“I was near ten years old, child, ere coffee came into England; and tea was some years later. The first coffee-house that ever was in this realm was set up at Oxford, of one Jacobs, a Jew; and about two years after was the first in London. For tea, ’twas said Queen Catherine brought it hither from Portingale; but in truth, I believe ’twas known among us somewhat sooner. But when it came in, for a long time none knew how to use it, except at the coffee-houses. I could tell you a droll tale of a neighbour of Farmer Ingham’s, that had a parcel of tea sent her as a great present from London, with a letter that said ’twas all the mode with the quality.

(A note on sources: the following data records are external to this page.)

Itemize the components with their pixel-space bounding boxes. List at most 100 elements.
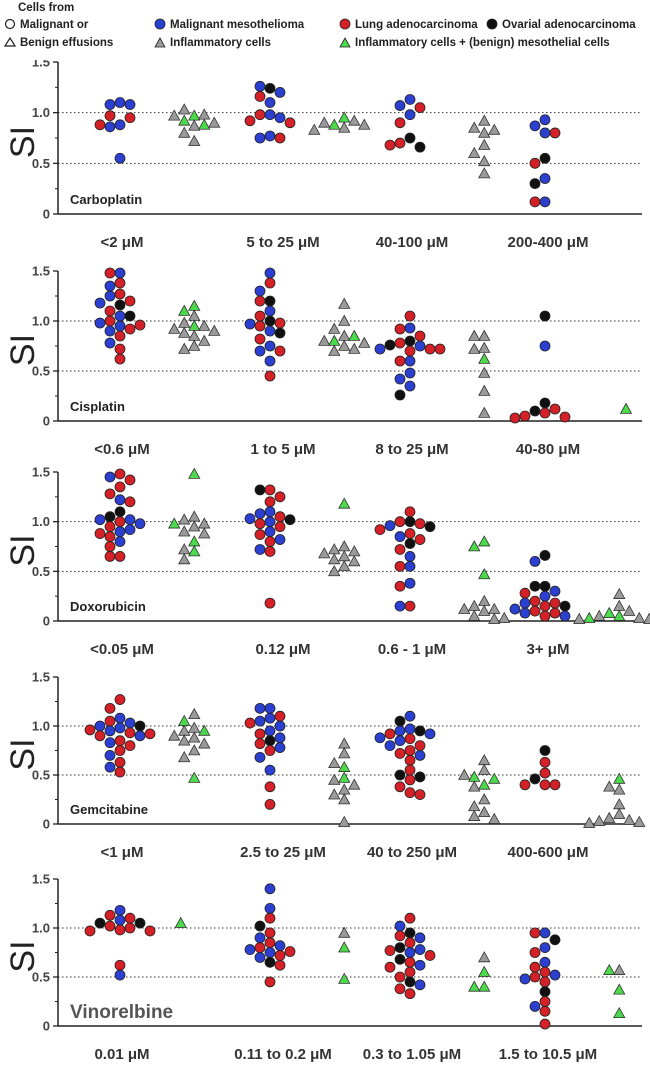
data-point-lung xyxy=(264,937,276,949)
data-point-infl xyxy=(478,126,491,138)
data-point-infl xyxy=(478,366,491,378)
legend-lung-marker-icon xyxy=(339,18,351,30)
y-tick-label: 0 xyxy=(43,414,50,429)
data-point-inflmeso xyxy=(613,609,626,621)
x-category-label: 0.01 μM xyxy=(94,1046,149,1063)
y-tick-label: 0.5 xyxy=(32,564,50,579)
data-point-infl xyxy=(198,517,211,529)
data-point-meso xyxy=(414,340,426,352)
x-category-label: 0.3 to 1.05 μM xyxy=(363,1046,461,1063)
data-point-lung xyxy=(539,966,551,978)
data-point-lung xyxy=(414,534,426,545)
data-point-ovar xyxy=(284,514,296,526)
data-point-meso xyxy=(244,944,256,955)
y-tick-label: 1.0 xyxy=(32,314,50,329)
data-point-lung xyxy=(274,132,286,144)
data-point-infl xyxy=(338,329,351,341)
data-point-lung xyxy=(539,407,551,419)
data-point-lung xyxy=(264,484,276,496)
data-point-ovar xyxy=(529,580,541,592)
data-point-lung xyxy=(264,496,276,508)
data-point-infl xyxy=(613,783,626,795)
data-point-infl xyxy=(613,587,626,599)
data-point-infl xyxy=(328,344,341,356)
data-point-infl xyxy=(198,108,211,120)
data-point-meso xyxy=(134,730,146,742)
data-point-meso xyxy=(244,513,256,525)
data-point-infl xyxy=(573,612,586,624)
data-point-lung xyxy=(264,927,276,939)
data-point-meso xyxy=(394,725,406,737)
y-tick-label: 0.5 xyxy=(32,364,50,379)
data-point-infl xyxy=(623,813,636,825)
data-point-inflmeso xyxy=(338,111,351,123)
data-point-ovar xyxy=(539,550,551,561)
data-point-lung xyxy=(114,924,126,936)
data-point-meso xyxy=(404,355,416,367)
data-point-inflmeso xyxy=(583,611,596,623)
data-point-infl xyxy=(208,116,221,128)
data-point-meso xyxy=(264,355,276,367)
x-category-label: 0.6 - 1 μM xyxy=(378,641,446,658)
data-point-meso xyxy=(404,577,416,589)
data-point-lung xyxy=(114,745,126,756)
data-point-lung xyxy=(104,920,116,932)
legend-inflmeso-marker-icon xyxy=(339,37,351,48)
data-point-infl xyxy=(348,342,361,354)
data-point-inflmeso xyxy=(478,567,491,580)
data-point-lung xyxy=(539,1018,551,1030)
data-point-lung xyxy=(254,738,266,750)
data-point-meso xyxy=(134,518,146,530)
data-point-lung xyxy=(124,727,136,739)
data-point-infl xyxy=(478,604,491,616)
data-point-meso xyxy=(394,373,406,385)
data-point-lung xyxy=(104,110,116,122)
data-point-ovar xyxy=(94,917,106,929)
data-point-meso xyxy=(539,340,551,352)
data-point-infl xyxy=(308,123,321,135)
data-point-infl xyxy=(478,138,491,150)
data-point-ovar xyxy=(404,927,416,939)
data-point-infl xyxy=(188,329,201,341)
data-point-meso xyxy=(264,506,276,518)
data-point-ovar xyxy=(114,506,126,518)
x-category-label: 2.5 to 25 μM xyxy=(240,844,326,861)
chart-title: Carboplatin xyxy=(70,192,142,207)
data-point-meso xyxy=(404,551,416,562)
legend-open-circle-icon xyxy=(4,18,16,30)
data-point-infl xyxy=(178,553,191,565)
data-point-lung xyxy=(114,277,126,289)
data-point-inflmeso xyxy=(613,1006,626,1019)
x-category-label: 40 to 250 μM xyxy=(367,844,457,861)
data-point-infl xyxy=(468,809,481,821)
data-point-meso xyxy=(264,702,276,714)
legend-open-triangle-icon xyxy=(3,36,17,47)
data-point-ovar xyxy=(404,132,416,144)
data-point-infl xyxy=(338,297,351,309)
data-point-lung xyxy=(549,127,561,139)
data-point-infl xyxy=(468,599,481,611)
data-point-ovar xyxy=(539,152,551,164)
data-point-infl xyxy=(613,798,626,810)
data-point-inflmeso xyxy=(178,714,191,726)
data-point-lung xyxy=(529,947,541,958)
data-point-inflmeso xyxy=(198,118,211,130)
data-point-meso xyxy=(509,603,521,615)
data-point-meso xyxy=(104,290,116,302)
data-point-meso xyxy=(549,969,561,981)
data-point-infl xyxy=(643,612,650,624)
data-point-infl xyxy=(468,800,481,812)
data-point-meso xyxy=(404,947,416,958)
data-point-meso xyxy=(404,380,416,392)
data-point-lung xyxy=(124,740,136,751)
data-point-lung xyxy=(264,536,276,547)
data-point-infl xyxy=(348,545,361,557)
data-point-lung xyxy=(374,524,386,536)
data-point-lung xyxy=(529,595,541,607)
data-point-inflmeso xyxy=(168,517,181,529)
data-point-lung xyxy=(549,779,561,791)
data-point-infl xyxy=(613,599,626,611)
data-point-ovar xyxy=(384,339,396,351)
data-point-infl xyxy=(198,319,211,331)
data-point-lung xyxy=(254,310,266,322)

And what did she, think you, but boiled it like cabbage, and bade all her neighbours come taste the new greens.”
“Did they like them?” asked Rhoda, as well as she could speak for laughing.

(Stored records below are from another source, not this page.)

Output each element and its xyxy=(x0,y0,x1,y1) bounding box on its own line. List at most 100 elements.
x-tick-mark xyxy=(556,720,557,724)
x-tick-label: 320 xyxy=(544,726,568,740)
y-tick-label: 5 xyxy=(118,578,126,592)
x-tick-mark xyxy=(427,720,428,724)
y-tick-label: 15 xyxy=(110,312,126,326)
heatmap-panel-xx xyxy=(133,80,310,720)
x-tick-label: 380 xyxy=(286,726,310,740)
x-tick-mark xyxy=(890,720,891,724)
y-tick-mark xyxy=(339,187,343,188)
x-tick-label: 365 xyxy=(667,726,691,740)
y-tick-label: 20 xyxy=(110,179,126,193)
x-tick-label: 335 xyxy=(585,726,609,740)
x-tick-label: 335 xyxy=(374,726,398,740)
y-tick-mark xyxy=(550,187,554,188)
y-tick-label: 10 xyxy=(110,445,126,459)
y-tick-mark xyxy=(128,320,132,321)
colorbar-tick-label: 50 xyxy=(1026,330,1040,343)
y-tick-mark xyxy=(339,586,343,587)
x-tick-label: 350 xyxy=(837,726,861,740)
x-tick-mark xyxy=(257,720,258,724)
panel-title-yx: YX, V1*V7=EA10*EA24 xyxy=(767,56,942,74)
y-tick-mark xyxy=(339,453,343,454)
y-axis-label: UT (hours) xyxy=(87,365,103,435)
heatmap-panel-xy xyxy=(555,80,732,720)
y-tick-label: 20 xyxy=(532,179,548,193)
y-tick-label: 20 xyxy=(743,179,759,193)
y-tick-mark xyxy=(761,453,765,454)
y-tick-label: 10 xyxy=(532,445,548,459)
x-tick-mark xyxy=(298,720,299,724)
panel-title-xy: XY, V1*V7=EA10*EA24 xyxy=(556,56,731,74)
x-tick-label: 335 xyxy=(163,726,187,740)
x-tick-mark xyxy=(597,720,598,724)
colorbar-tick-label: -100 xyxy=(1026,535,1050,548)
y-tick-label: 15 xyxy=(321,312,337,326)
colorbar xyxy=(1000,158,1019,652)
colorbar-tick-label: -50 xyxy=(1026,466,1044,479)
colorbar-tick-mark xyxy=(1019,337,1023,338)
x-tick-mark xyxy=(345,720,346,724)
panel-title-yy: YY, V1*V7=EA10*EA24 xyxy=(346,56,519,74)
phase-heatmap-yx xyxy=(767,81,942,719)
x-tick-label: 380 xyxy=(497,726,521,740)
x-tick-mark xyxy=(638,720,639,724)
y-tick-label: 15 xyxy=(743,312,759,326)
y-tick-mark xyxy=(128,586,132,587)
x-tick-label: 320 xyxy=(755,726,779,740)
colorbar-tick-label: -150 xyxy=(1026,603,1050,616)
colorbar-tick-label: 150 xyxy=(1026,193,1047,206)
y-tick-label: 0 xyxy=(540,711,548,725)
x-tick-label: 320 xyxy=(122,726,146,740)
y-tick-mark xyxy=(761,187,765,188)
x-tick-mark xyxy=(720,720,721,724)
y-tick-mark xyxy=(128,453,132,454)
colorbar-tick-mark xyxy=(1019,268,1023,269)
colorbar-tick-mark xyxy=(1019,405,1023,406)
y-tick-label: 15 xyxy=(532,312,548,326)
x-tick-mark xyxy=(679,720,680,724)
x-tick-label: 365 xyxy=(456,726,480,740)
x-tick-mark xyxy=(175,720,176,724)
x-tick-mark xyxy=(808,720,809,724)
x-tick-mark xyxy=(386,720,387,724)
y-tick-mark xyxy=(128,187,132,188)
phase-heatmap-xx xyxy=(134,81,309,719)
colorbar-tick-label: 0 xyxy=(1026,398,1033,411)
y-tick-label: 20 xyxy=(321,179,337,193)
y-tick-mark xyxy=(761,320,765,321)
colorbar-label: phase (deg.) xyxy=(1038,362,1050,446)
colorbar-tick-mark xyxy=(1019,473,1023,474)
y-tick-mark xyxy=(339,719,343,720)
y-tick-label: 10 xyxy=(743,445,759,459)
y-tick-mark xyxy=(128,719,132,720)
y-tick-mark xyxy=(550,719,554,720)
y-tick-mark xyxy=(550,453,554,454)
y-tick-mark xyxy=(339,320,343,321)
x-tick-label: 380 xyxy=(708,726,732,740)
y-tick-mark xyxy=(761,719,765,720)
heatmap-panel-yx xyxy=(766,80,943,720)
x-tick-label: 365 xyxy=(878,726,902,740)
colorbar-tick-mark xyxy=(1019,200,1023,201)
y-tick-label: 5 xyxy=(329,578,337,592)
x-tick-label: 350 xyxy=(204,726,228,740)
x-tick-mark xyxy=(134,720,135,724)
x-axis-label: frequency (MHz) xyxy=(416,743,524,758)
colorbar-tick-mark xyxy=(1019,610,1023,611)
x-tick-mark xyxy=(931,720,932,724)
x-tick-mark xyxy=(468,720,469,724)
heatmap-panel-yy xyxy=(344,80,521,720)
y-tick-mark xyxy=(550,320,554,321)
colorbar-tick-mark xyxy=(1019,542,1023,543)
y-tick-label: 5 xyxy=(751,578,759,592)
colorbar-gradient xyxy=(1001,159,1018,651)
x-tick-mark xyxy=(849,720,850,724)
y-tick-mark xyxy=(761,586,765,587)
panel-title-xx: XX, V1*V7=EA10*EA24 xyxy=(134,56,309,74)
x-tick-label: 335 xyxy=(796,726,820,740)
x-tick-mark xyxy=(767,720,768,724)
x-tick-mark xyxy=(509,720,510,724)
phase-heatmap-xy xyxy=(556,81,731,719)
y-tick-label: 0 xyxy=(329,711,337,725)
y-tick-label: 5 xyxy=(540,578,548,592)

“I heard they all thought with their hostess, who said, ‘If those were quality greens, the quality were welcome to keep ’em; country folk would rather have cabbage and spinach any day.’”
“Well!” said Rhoda, bridling a little, when her amusement had subsided; “’tis very silly for mean people to ape the quality.”
“It is so, my dear,” replied Mrs Dorothy, with that extreme quietness which was the nearest her gentle spirit could come to irony. “’Tis silly for any to ape another, be he less or more.”
“Why, there can be no communication between them,” observed Rhoda, with a toss of her head.
“‘Communication,’ my dear,” said Mrs Dolly. “Yonder’s a new word. Where did you pick it up?”
“O Mrs Dolly! you can’t be in the mode if you don’t pick up all the new words,” answered Rhoda more affectedly than ever. She was showing off now, and was entirely in her element.
“And pray what are the other new words, my dear?” inquired Mrs Dorothy good-naturedly, and not without a little amusement. “That one sounds very much like the old-fashioned ‘commerce.’”
“Well, I don’t know them all!” said Rhoda, with an assumption of humility; “but now-o’-days, when you speak of any one’s direction, you must say adresse, from the French; and if one is out of spirits, you say he is hipped—that’s from hypochondriacal; and a crowd of people is a mob—that’s short for mobile; and when a man goes about, and doesn’t want to be known, you say he is incog.—that means incognito, which is the Spanish for unknown. Then you say Mr Such-an-one spends to the tune of five hundred a year; and there are a lot of men of his kidney; and I bantered them well about it. Oh, there are lots of new words, Mrs Dolly.”